Tourism is set to return to pre-pandemic levels in some regions in 2023. “Will medical tourism follow?”, asks IMTJ analyst Ian Youngman.
After stronger than expected recovery in 2022, 2023 could see international tourism arrivals return to pre-pandemic levels in Europe and the Middle East. Tourists are expected to seek value for money and travel closer to home in response to the challenging economic climate.
Medical tourism tends to follow tourism with a time lag. This would suggest a slow increase in numbers, more local travel and higher spending as quality is sought rather than lowest price.
Europe and Middle East show strongest increase
Based on UNWTO’s forward-looking scenarios for 2023, global international tourist arrivals could reach 80% to 95% of pre-pandemic levels in 2023, depending on the extent of the economic slowdown, the recovery of travel in Asia and the Pacific, and the progress of the Russian offensive in Ukraine, among other factors. Economic factors may influence how people travel in 2023 and UNWTO expects demand for domestic and regional travel to remain strong and help drive the sector’s wider recovery.

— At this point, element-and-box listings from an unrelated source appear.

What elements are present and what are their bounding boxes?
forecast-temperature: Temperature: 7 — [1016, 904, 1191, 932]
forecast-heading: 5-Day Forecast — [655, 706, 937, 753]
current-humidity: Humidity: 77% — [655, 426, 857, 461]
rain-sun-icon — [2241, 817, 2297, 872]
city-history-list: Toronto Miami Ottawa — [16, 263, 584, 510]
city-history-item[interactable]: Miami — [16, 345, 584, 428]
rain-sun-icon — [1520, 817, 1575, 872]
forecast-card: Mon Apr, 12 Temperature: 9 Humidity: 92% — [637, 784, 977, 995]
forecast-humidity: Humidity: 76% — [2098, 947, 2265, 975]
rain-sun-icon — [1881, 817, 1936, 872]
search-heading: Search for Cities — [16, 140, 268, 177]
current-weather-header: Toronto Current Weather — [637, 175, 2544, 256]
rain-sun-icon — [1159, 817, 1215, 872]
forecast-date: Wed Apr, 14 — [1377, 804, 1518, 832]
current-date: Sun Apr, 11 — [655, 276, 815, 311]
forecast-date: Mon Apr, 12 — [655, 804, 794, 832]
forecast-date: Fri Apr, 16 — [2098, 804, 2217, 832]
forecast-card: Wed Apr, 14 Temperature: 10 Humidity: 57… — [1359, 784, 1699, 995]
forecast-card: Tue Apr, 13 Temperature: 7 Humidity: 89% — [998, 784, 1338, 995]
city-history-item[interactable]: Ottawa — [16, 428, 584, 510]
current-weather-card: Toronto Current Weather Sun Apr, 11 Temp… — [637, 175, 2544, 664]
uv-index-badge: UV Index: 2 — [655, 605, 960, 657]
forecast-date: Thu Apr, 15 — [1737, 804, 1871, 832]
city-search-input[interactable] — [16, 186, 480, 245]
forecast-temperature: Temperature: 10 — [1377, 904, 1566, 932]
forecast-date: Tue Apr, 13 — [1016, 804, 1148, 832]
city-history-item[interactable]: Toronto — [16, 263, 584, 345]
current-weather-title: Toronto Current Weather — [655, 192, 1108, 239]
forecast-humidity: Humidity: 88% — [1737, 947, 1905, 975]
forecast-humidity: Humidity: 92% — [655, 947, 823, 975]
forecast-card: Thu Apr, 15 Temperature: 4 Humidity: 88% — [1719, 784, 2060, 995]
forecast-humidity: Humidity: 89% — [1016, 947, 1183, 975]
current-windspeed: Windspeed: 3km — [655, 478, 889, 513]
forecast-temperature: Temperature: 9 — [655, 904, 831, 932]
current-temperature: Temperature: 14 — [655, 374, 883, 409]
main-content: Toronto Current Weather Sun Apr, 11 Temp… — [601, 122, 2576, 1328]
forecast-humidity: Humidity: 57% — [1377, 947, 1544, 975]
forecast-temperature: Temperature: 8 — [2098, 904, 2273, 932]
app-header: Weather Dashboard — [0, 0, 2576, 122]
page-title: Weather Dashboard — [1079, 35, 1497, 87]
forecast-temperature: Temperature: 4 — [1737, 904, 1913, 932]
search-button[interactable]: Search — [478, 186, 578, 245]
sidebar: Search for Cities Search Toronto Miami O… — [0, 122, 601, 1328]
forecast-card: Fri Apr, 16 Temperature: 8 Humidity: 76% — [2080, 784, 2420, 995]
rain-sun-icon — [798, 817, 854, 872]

According to UNWTO, 900 million tourists travelled internationally in 2022, double the number recorded in 2021, though still 63% of pre-pandemic levels. Every global region recorded notable increases in international tourist numbers:
- The Middle East had the strongest relative increase as arrivals climbed to 83% of pre-pandemic numbers.
- Europe reached 80% of pre-pandemic levels as it welcomed 585 million arrivals in 2022.
- Africa and the Americas both recovered about 65% of their pre-pandemic visitors.
- Asia and the Pacific reached only 23%, due to stronger pandemic-related restrictions. These were only starting to be removed in recent months.
The first UNWTO World Tourism Barometer of 2023 analyses performance by region and looks at top performers in 2022, including several destinations that have already recovered 2019 levels.
UNWTO foresees the recovery to continue throughout 2023 even as the sector faces up to economic, health and geopolitical challenges.
China will initially benefit Asian destinations
The recent lifting of COVID-19 related travel restrictions in China, the world’s largest outbound market in 2019, is a significant step for the recovery of the tourism sector in Asia and the Pacific and worldwide.
In the short term, the resumption of travel from China is likely to benefit Asian destinations, in particular. However, this will be shaped by the availability and cost of air travel, visa regulations and COVID-19 related restrictions in the destinations.
Strong demand from the United States, backed by a strong US dollar, will continue to benefit destinations in the region and beyond. Europe will continue to enjoy strong travel flows from the USA, partly due to a weaker euro versus the US dollar.
Notable increases in international tourism receipts have been recorded across most destinations, in several cases higher than their growth in arrivals. This has been supported by the increase in average spending per trip due to longer periods of stay, the willingness by travellers to spend more in their destination and higher travel costs due to inflation. However, the economic situation could translate into tourists adopting a more cautious attitude in 2023, with reduced spending, shorter trips and travel closer to home.
Continued uncertainty caused by the Russian aggression against Ukraine and other mounting geopolitical tensions, as well as health challenges related to COVID-19 also represent downside risks and could impact tourism’s recovery in the months ahead.
The latest UNWTO Confidence Index shows cautious optimism for January-April, higher than the same period in 2022. This optimism is backed by the opening up in Asia and strong spending numbers in 2022 from both traditional and emerging tourism source markets, with France, Germany and Italy as well as Qatar, India and Saudi Arabia all posting strong results.